Lithuanian government resigns

The Lithuanian prime minister says he will step down along with his coalition government after allegations of misspending state and party funds.

Lithuania used to belong to the USSR

Algirdas Brazauskas, who leads the Social Democrats, said in a statement: “The prime minister does not see any possibility of continuing his work and resigns. The government resigns along with him.”

The Labour party was the biggest in the coalition government that withdrew.

Analysts said they expected lengthy efforts to build a new coalition, with the possibility of fresh elections if that proved unsuccessful.

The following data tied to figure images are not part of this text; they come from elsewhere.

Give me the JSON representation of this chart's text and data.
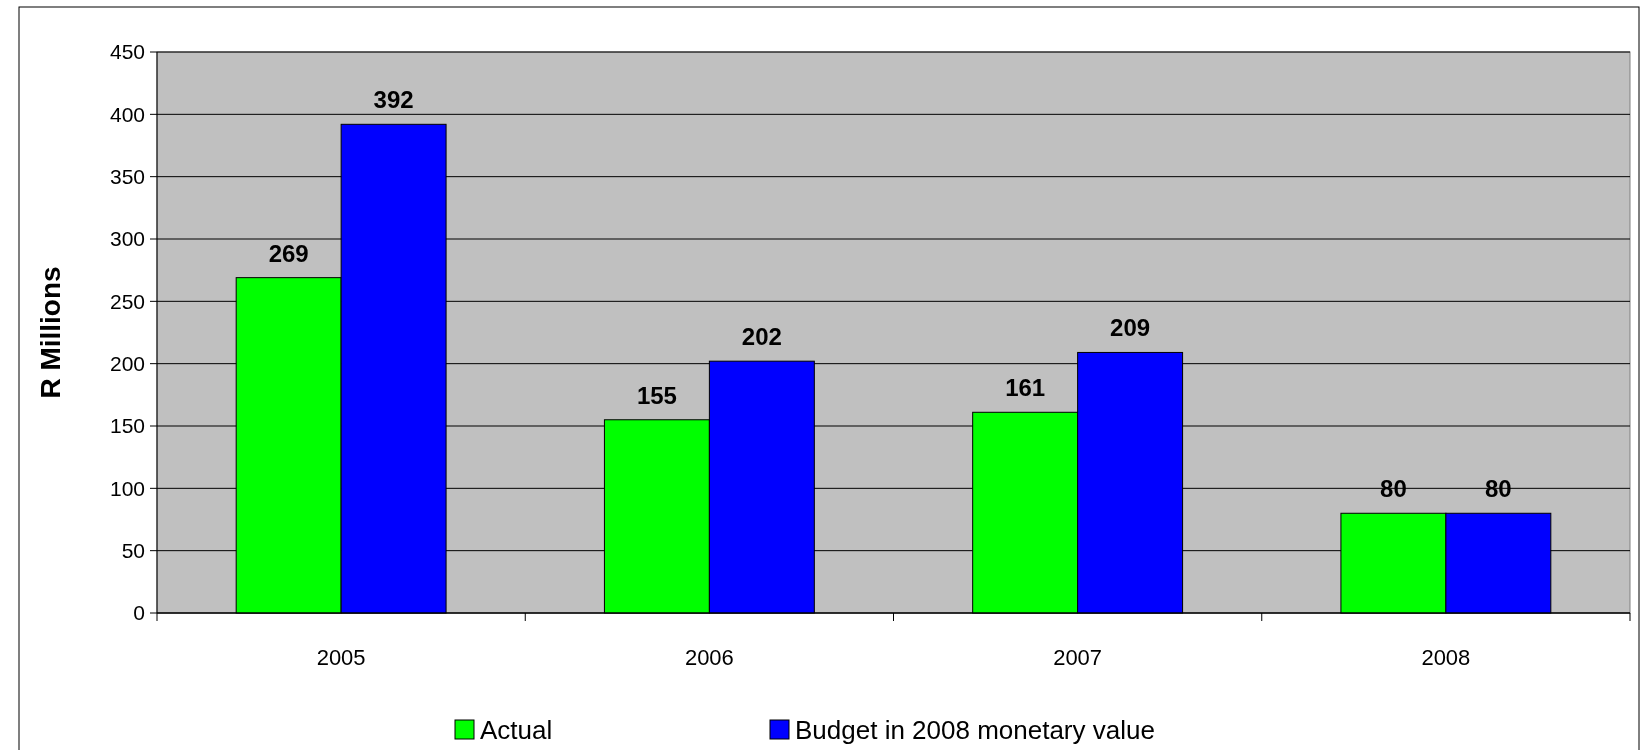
{
  "chart_data": {
    "type": "bar",
    "ylabel": "R Millions",
    "categories": [
      "2005",
      "2006",
      "2007",
      "2008"
    ],
    "series": [
      {
        "name": "Actual",
        "color": "#00ff00",
        "values": [
          269,
          155,
          161,
          80
        ]
      },
      {
        "name": "Budget in 2008 monetary value",
        "color": "#0000ff",
        "values": [
          392,
          202,
          209,
          80
        ]
      }
    ],
    "ylim": [
      0,
      450
    ],
    "yticks": [
      0,
      50,
      100,
      150,
      200,
      250,
      300,
      350,
      400,
      450
    ],
    "grid": "y",
    "data_labels": true,
    "legend": "bottom"
  }
}
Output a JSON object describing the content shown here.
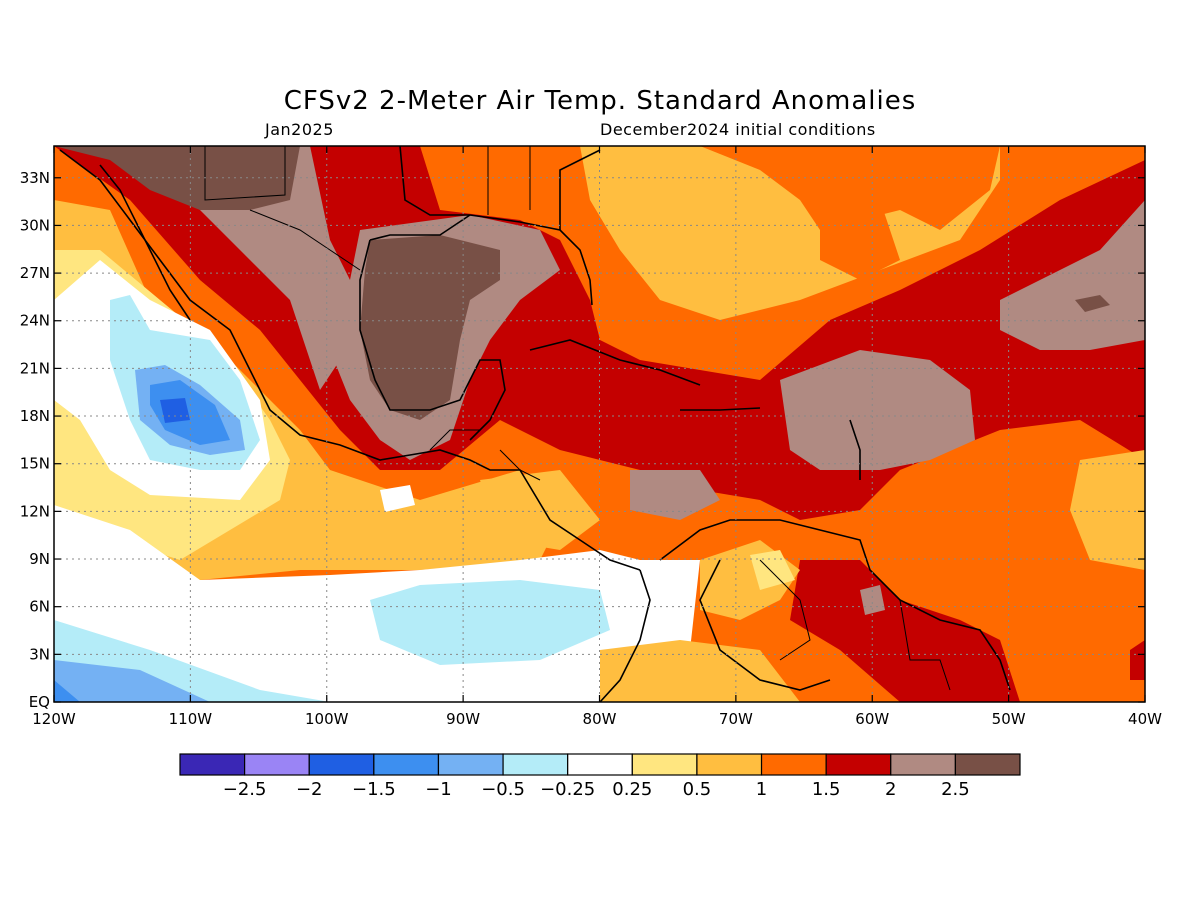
{
  "title": "CFSv2 2-Meter Air Temp. Standard Anomalies",
  "subtitle_left": "Jan2025",
  "subtitle_right": "December2024 initial conditions",
  "map": {
    "lon_range": [
      -120,
      -40
    ],
    "lat_range": [
      0,
      35
    ],
    "lat_ticks": [
      {
        "value": 0,
        "label": "EQ"
      },
      {
        "value": 3,
        "label": "3N"
      },
      {
        "value": 6,
        "label": "6N"
      },
      {
        "value": 9,
        "label": "9N"
      },
      {
        "value": 12,
        "label": "12N"
      },
      {
        "value": 15,
        "label": "15N"
      },
      {
        "value": 18,
        "label": "18N"
      },
      {
        "value": 21,
        "label": "21N"
      },
      {
        "value": 24,
        "label": "24N"
      },
      {
        "value": 27,
        "label": "27N"
      },
      {
        "value": 30,
        "label": "30N"
      },
      {
        "value": 33,
        "label": "33N"
      }
    ],
    "lon_ticks": [
      {
        "value": -120,
        "label": "120W"
      },
      {
        "value": -110,
        "label": "110W"
      },
      {
        "value": -100,
        "label": "100W"
      },
      {
        "value": -90,
        "label": "90W"
      },
      {
        "value": -80,
        "label": "80W"
      },
      {
        "value": -70,
        "label": "70W"
      },
      {
        "value": -60,
        "label": "60W"
      },
      {
        "value": -50,
        "label": "50W"
      },
      {
        "value": -40,
        "label": "40W"
      }
    ],
    "grid": "dotted"
  },
  "colorbar": {
    "colors": [
      "#3a27b5",
      "#9a84f5",
      "#1f5fe3",
      "#3d8ff0",
      "#74b1f3",
      "#b4ecf8",
      "#ffffff",
      "#ffe680",
      "#ffbe40",
      "#ff6a00",
      "#c40000",
      "#b08a82",
      "#785046"
    ],
    "labels": [
      "-2.5",
      "-2",
      "-1.5",
      "-1",
      "-0.5",
      "-0.25",
      "0.25",
      "0.5",
      "1",
      "1.5",
      "2",
      "2.5"
    ]
  }
}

Whatever government emerges, little change is expected in the foreign policy of the Baltic state, which joined the European Union and Nato in 2004.

The crisis was triggered by allegations of the misuse of party and state funds by senior Labour party figures. The health minister told BNS on Tuesday he had spent party funds on repairing his car after a crash.

State investigators have also found that the culture minister broke ethics rules by paying family travel expenses from state funds.

Gherkin King

Valdas Adamkus, the Lithuanian president, said on Tuesday that he had lost confidence in the two ministers, both from the Labour party whose leader, Viktor Uspaskich, a Russian-born businessman and former energy trader, was forced to resign from his post of economy minister last year because of a breach of ethics rules.

Uspaskich, who has investments in agriculture, is known throughout Lithuania as the Gherkin King.

Adamkus discussed the crisis with Brazauskas on Wednesday morning.

undefined

Uspaskich is leader of the
Lithuanian Labour party

The government, the 13th since the ex-Soviet state won independence in 1991, had been in power for just under two years but had been shaky for months because of political rivalry between Labour and its coalition partners.

The government also suffered a serious blow when the European Commission and the European Central Bank this month rejected its plan to adopt the euro at the start of 2007 because of high inflation.

Labour had 31 seats in the 63-seat minority government in a parliament comprising of 141 seats. The ruling coalition comprised Labour, the Social Democrats and the Peasants party.